More trust in dentists than doctors

We trust our dentist more than we trust our doctor, according to new research.

There is a long-held view of the traditional family GP widely trusted within the community, always on hand to dish out advice.

But new research reveals that dentists are winning the race for trust, as 88% of people surveyed in a new poll confirmed they have a very high degree of trust in their dentist, even greater than in their doctor.

The poll, conducted by Bray Leino, also revealed twice as many people (19.7%) value their relationship with their dentist over their doctor (9.9%). The level of trust is reflected in the amount of people following advice from their dentist, with more than three in four people (76.4%) deciding how often they went for a check-up based on when their dentist recommended.

It isn’t all good news, as the research also points to almost two in every three people not visiting the dentist for at least three years, while more than one in four people (27%) who don’t visit their dentist cite fear as the reason for not doing so.

Psychologist Emma Kenny explained: ‘Trust underpins much of our motivation in life; when we feel that someone is on our side and has our best interests at heart it makes sense that we will act in accordance with their suggestions.

‘Dentists are such important people in our lives for the whole of our lives, ensuring that our dental health and hygiene remain at a high level and encouraging good levels of self-esteem. It’s great to see how such important health professionals figure in the nation’s opinion.’

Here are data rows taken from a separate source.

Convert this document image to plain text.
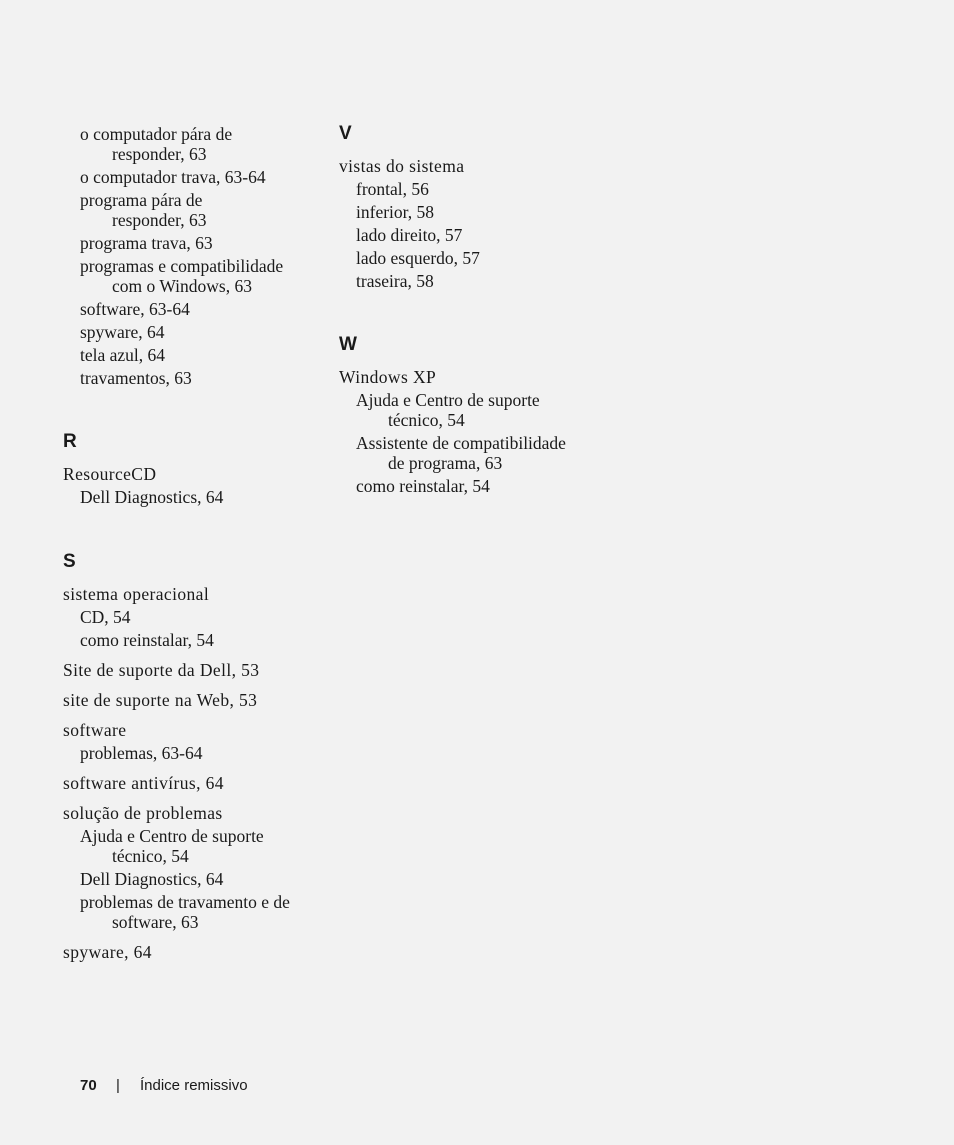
o computador pára de
responder, 63
o computador trava, 63-64
programa pára de
responder, 63
programa trava, 63
programas e compatibilidade
com o Windows, 63
software, 63-64
spyware, 64
tela azul, 64
travamentos, 63
R
ResourceCD
Dell Diagnostics, 64
S
sistema operacional
CD, 54
como reinstalar, 54
Site de suporte da Dell, 53
site de suporte na Web, 53
software
problemas, 63-64
software antivírus, 64
solução de problemas
Ajuda e Centro de suporte
técnico, 54
Dell Diagnostics, 64
problemas de travamento e de
software, 63
spyware, 64
V
vistas do sistema
frontal, 56
inferior, 58
lado direito, 57
lado esquerdo, 57
traseira, 58
W
Windows XP
Ajuda e Centro de suporte
técnico, 54
Assistente de compatibilidade
de programa, 63
como reinstalar, 54
70 | Índice remissivo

Chief executive of the British Dental Health Foundation, Dr Nigel Carter, said: ‘The research is very encouraging. The excellent relationship that clearly exists between the patient and the dentist will hopefully result in oral health improvements throughout generations.

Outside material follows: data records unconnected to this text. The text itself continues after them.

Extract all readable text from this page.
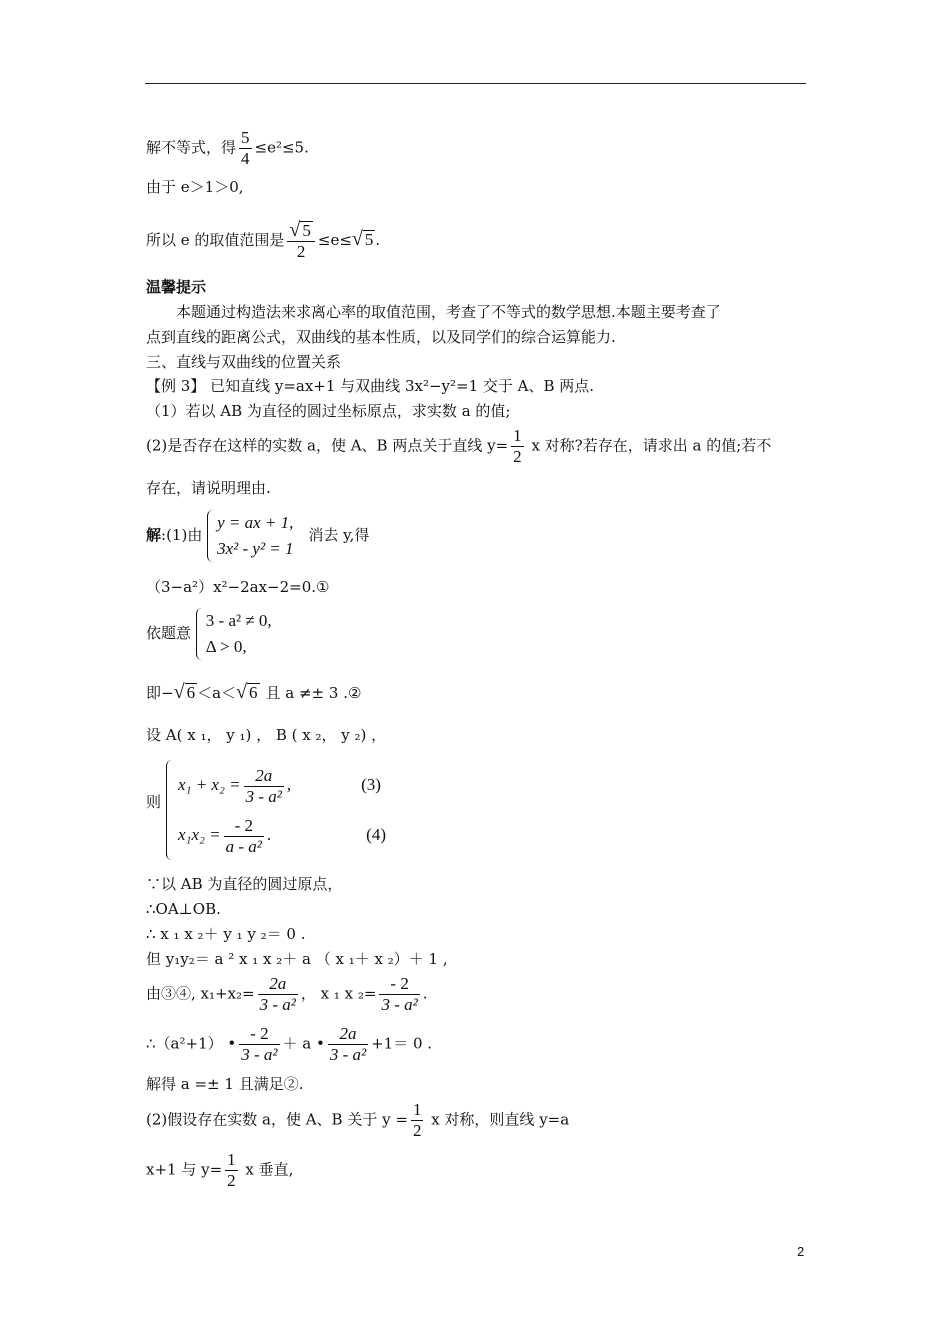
解不等式，得 $\frac{5}{4} \le e^2\le 5$.
由于 e＞1＞0,
所以 e 的取值范围是 $\frac{√ 5}{2} \le e\le$ √ 5 .
温馨提示
本题通过构造法来求离心率的取值范围，考查了不等式的数学思想.本题主要考查了
点到直线的距离公式，双曲线的基本性质，以及同学们的综合运算能力.
三、直线与双曲线的位置关系
【例 3】 已知直线 y=ax+1 与双曲线 3x²−y²=1 交于 A、B 两点.
（1）若以 AB 为直径的圆过坐标原点，求实数 a 的值;
(2)是否存在这样的实数 a，使 A、B 两点关于直线 $y= \frac{1}{2}$ x 对称?若存在，请求出 a 的值;若不
存在，请说明理由.
解:(1)由
y = ax + 1,
3x² - y² = 1
消去 y,得
（3−a²）x²−2ax−2=0.①
依题意
3 - a² ≠ 0,
Δ > 0,
即− √ 6 ＜a＜ √ 6 且 a ≠± 3 .②
设 A( x ₁， y ₁) ， B ( x ₂， y ₂) ，
则
$x_1 + x_2 = \frac{2a}{\text{3 - a²}}$ ,	(3)
$x_1x_2 = \frac{- 2}{\text{a - a²}}$ .	(4)
∵以 AB 为直径的圆过原点，
∴OA⊥OB.
∴ x ₁ x ₂＋ y ₁ y ₂＝ 0 .
但 y₁y₂＝ a ² x ₁ x ₂＋ a （ x ₁＋ x ₂）＋ 1 ,
由③④, $x_1+x_2= \frac{2a}{\text{3 - a²}}$ ， x ₁ x $_2= \frac{- 2}{\text{3 - a²}}$ .
∴（a²+1） • $\frac{- 2}{\text{3 - a²}} + a$ • $\frac{2a}{\text{3 - a²}} +1= 0$ .
解得 a =± 1 且满足②.
(2)假设存在实数 a，使 A、B 关于 $y = \frac{1}{2}$ x 对称，则直线 y=a
x+1 与 $y= \frac{1}{2}$ x 垂直,
2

‘There is a culture developing where patients will only visit their doctor when there is a problem. It is reassuring to see so many people actively choosing to seek preventive measures rather than simply waiting for something to go wrong. Those who still choose not to visit their dentist may do so for genuine reasons, and fear certainly is one, but advances in technology and the number of nervous patients means more provisions than ever before are available to treat them.

‘The more the patient trusts their dentist, the more likely it is they will brush their teeth for two minutes twice a day using a fluoride toothpaste, cut down on how often they have sugary foods and drinks and, as the survey suggests, the more likely they are to visit their dentist regularly, as often as they recommend. And it doesn’t stop with advice.

‘An excellent level of trust and communication will mean both the patient and the dentist would be happier discussing treatments that aren’t quite as basic. If you trust your dentist, then even as purse strings continue to tighten, you’re more likely to follow their advice if they recommend a course of orthodontic or cosmetic treatment. The key is visiting as often as they recommend.’